Do you sometimes perform analysis and upon finding that the results do not align with the narrative you’d like to tell decide not to publish it? In other words, is the analysis presented on this blog *filtered*?

If the answer is “yes”, then readers should understand the “meta” in what they’re reading. Though the statistical methods and analysis for each post may be sound and unbiased, the aggregate of the posts would be biased. It’s an interesting and urgent topic.

1. Menzie Chinn Post author

tew: Yes, for instance, on exchange rate determination, I don’t post on Econbrowser all the instances where I can’t outpredict a random walk, or don’t get statistically significant results. I just mention my paper with Cheung and Garcia Pascual. This paper by the way documents the finding we were not looking for — but I’ll take the citations (over 650 in Google Scholar, but more welcome, so please cite it!).

1. tew

Thank you.
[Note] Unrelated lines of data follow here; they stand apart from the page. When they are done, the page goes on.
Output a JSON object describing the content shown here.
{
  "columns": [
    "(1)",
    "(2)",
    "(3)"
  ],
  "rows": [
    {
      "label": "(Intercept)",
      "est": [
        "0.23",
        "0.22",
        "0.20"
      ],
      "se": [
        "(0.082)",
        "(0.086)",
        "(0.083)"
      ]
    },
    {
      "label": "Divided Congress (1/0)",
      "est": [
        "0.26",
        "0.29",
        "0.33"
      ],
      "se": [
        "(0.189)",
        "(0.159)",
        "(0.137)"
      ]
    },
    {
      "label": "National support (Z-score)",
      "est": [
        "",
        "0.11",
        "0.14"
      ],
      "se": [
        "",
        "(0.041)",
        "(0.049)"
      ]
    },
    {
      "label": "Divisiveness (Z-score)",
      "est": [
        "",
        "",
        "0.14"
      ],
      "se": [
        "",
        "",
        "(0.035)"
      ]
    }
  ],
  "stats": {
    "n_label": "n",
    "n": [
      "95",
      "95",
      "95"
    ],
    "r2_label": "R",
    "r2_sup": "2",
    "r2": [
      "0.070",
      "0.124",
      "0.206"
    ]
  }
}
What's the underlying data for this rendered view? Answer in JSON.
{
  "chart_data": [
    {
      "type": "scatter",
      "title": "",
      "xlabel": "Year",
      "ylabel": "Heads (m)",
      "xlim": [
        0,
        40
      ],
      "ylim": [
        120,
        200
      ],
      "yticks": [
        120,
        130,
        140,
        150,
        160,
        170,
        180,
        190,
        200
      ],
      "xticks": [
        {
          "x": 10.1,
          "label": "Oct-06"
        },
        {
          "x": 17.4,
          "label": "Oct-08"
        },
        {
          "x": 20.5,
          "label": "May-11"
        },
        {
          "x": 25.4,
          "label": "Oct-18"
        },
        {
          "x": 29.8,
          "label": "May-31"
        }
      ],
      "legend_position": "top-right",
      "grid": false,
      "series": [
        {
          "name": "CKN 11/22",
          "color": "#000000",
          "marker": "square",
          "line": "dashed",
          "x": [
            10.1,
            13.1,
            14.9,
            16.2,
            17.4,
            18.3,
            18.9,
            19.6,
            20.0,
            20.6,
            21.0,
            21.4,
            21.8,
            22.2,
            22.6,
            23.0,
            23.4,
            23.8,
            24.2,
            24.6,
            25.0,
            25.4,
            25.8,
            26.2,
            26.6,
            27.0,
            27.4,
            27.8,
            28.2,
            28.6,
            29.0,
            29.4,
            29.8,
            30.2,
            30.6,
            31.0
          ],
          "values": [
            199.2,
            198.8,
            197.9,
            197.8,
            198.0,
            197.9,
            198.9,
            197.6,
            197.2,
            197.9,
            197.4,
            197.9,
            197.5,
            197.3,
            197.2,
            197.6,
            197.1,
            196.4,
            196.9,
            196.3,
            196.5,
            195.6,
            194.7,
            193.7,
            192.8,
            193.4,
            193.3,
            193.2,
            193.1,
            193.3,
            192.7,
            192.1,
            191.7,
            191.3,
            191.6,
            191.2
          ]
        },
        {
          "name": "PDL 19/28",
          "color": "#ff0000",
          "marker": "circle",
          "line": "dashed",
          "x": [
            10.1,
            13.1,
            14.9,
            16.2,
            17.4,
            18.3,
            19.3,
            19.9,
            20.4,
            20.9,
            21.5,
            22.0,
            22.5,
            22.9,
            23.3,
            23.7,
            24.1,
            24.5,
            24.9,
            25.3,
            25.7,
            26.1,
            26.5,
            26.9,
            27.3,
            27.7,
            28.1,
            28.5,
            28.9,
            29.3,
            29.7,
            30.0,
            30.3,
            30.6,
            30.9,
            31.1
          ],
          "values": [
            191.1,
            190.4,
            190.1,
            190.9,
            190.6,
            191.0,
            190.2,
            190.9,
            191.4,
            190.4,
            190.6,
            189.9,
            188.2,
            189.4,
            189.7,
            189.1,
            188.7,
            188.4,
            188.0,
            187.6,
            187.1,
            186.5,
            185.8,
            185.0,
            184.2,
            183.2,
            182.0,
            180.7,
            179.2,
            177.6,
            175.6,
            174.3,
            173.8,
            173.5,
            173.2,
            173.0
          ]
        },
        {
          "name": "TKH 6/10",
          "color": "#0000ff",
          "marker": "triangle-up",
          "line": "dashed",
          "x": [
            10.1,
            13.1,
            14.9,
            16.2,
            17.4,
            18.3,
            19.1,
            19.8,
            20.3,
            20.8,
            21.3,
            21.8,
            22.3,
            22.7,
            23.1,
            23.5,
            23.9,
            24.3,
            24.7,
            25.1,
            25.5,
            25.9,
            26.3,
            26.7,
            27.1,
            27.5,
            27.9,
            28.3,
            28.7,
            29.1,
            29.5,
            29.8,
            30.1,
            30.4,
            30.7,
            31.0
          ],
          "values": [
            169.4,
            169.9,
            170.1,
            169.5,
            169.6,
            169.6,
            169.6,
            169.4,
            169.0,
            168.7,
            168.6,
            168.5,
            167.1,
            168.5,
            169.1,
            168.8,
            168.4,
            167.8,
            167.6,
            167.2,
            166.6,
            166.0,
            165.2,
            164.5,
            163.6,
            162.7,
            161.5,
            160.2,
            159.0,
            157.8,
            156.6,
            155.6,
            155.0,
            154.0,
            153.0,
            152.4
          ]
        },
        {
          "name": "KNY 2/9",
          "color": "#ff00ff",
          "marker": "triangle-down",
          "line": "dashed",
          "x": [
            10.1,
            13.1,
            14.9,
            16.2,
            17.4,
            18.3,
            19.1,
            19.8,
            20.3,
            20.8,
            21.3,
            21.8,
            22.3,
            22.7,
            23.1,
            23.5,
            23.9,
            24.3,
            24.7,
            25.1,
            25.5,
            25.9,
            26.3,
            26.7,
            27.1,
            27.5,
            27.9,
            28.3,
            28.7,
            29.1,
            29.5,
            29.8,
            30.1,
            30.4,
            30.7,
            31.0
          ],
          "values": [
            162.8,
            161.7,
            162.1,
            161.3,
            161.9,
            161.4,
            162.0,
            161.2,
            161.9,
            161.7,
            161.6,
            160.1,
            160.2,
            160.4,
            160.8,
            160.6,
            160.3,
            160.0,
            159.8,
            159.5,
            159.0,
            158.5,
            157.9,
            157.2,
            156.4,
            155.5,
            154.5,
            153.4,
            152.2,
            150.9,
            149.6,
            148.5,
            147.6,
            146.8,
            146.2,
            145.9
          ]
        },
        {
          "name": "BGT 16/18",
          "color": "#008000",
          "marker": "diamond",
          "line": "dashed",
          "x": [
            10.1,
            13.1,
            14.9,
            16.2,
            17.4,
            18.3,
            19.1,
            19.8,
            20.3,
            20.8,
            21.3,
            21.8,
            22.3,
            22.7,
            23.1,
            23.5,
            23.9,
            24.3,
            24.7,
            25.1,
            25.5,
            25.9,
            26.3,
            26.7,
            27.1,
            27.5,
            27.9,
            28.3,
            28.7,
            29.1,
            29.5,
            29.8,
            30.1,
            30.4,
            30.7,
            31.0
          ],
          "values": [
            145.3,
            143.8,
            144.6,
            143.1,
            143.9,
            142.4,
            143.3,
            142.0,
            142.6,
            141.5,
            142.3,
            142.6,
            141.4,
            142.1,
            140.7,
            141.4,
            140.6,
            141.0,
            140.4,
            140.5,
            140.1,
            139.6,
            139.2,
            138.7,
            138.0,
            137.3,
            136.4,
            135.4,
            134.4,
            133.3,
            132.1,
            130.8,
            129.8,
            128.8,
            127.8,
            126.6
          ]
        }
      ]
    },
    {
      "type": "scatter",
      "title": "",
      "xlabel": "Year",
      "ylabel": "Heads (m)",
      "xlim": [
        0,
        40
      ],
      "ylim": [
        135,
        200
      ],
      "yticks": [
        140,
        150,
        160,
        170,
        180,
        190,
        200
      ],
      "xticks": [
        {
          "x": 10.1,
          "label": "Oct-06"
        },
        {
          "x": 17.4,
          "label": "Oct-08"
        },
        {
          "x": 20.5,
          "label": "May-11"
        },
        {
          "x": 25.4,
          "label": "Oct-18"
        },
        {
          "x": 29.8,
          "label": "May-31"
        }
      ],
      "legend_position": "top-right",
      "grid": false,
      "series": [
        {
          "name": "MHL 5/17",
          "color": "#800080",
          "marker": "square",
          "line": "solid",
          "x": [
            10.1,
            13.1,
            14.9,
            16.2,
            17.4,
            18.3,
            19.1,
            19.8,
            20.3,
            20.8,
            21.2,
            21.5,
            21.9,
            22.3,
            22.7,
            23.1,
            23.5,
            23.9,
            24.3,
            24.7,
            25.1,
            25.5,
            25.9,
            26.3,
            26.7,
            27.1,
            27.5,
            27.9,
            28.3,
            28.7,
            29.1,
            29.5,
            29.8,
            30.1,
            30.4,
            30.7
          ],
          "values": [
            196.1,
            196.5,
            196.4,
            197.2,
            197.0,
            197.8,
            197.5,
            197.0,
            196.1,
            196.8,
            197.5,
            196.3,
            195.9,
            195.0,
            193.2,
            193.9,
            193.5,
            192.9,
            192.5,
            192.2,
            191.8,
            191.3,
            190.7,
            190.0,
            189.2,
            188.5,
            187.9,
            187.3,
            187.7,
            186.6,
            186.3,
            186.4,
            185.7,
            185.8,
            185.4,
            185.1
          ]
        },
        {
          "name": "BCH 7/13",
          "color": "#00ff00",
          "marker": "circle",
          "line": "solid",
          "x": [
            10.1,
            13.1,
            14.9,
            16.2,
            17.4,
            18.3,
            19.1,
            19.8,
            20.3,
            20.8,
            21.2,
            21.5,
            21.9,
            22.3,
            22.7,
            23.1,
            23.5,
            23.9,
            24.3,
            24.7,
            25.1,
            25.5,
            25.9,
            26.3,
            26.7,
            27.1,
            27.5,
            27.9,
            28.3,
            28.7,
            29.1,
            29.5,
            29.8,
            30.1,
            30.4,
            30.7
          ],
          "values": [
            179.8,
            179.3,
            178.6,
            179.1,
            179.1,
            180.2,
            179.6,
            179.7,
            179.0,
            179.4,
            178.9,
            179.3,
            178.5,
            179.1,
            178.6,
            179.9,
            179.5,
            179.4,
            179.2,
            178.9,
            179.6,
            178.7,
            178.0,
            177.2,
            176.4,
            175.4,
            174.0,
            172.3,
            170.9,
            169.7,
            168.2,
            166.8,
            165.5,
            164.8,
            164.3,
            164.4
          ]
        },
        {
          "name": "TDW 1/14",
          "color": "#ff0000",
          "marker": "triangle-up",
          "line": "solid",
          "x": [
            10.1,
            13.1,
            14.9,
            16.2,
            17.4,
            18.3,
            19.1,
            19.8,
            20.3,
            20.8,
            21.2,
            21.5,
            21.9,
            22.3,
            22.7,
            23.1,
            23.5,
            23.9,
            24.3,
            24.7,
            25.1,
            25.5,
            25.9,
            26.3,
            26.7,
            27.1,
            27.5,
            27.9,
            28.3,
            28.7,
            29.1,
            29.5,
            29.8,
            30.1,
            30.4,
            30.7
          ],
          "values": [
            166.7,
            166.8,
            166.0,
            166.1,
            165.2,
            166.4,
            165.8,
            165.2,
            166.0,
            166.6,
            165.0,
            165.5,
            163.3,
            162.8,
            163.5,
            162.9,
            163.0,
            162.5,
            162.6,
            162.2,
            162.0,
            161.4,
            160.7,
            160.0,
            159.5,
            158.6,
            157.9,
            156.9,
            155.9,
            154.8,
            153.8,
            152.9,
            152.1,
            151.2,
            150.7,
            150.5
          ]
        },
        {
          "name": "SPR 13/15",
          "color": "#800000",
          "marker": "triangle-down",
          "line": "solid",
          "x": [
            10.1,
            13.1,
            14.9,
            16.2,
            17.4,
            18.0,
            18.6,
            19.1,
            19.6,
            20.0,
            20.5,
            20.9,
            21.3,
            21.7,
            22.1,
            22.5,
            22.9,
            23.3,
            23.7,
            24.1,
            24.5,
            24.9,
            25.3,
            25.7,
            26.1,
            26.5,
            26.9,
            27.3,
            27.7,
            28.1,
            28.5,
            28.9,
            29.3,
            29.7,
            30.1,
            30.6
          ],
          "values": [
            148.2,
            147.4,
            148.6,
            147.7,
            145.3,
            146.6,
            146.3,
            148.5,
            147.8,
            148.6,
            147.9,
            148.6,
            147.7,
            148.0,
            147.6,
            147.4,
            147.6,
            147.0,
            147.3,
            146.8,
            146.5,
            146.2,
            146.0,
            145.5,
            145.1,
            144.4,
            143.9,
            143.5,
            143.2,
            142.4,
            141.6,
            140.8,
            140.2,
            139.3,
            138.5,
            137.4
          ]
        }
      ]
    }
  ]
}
It was the latter type of example I was referring to.

To not publish something where you’ve failed to achieve a result or in which you’ve simply demonstrated a commonly known result (e.g. “I can’t outpredict a random walk…”) does *not* result in a “filtered” output – the subset of published results contains the same information as the full set, but more efficiently.

However, if, say, one were to run the Wisconsin analysis and find outperformance or in-line performance vs. counterfactual would that result be published? Or would it either be unpublished or critically mentioned as an aside in favor of another method that showed underperformance?

This is the key question for all of us receiving knowledge, especially from sources with… a perspective.

[So, yes, I’m tossing some dirt into the ring, but let me reiterate my thanks for your replies and your well done and well communicated work.]

Michael Zoller, an economist at Moody’s Analytics – January 2013:

“Indiana has better types of manufacturing, a lot of medical devices. It’s more resistant to outsourcing. Wisconsin is more traditional — paper, heavy machinery. Paper is very cyclical, it’s easy to mechanize. Heavy manufacturing is the same way,” Zoller said.

Wisconsin is home to a lot of small- to mid-sized companies. Those are easier companies to acquire,” Zoller said. “Financial industries have shut down entirely and moved to Minnesota or Chicago or have been gobbled up by foreign companies.”

“At Moody’s, we see the growth drivers in the nation are in higher skilled industry — health care, professional services, finance. People migrate because of money and jobs. You have to create high quality jobs to create a better economy,” Zoller concluded.

Bret Mayborne, economic research director for the Metropolitan Milwaukee Association of Commerce – May 2013:

About 16 percent of Wisconsin’s employment is in manufacturing, double the national average.

The biggest problem for manufacturing jobs, Mayborne said, is that Wisconsin’s durable and nondurable goods base continues to erode, hit in the 2001 recession and hit harder in the latest and worst economic slump in recent memory. And the sector doesn’t look to recoup anywhere near all of those lost jobs.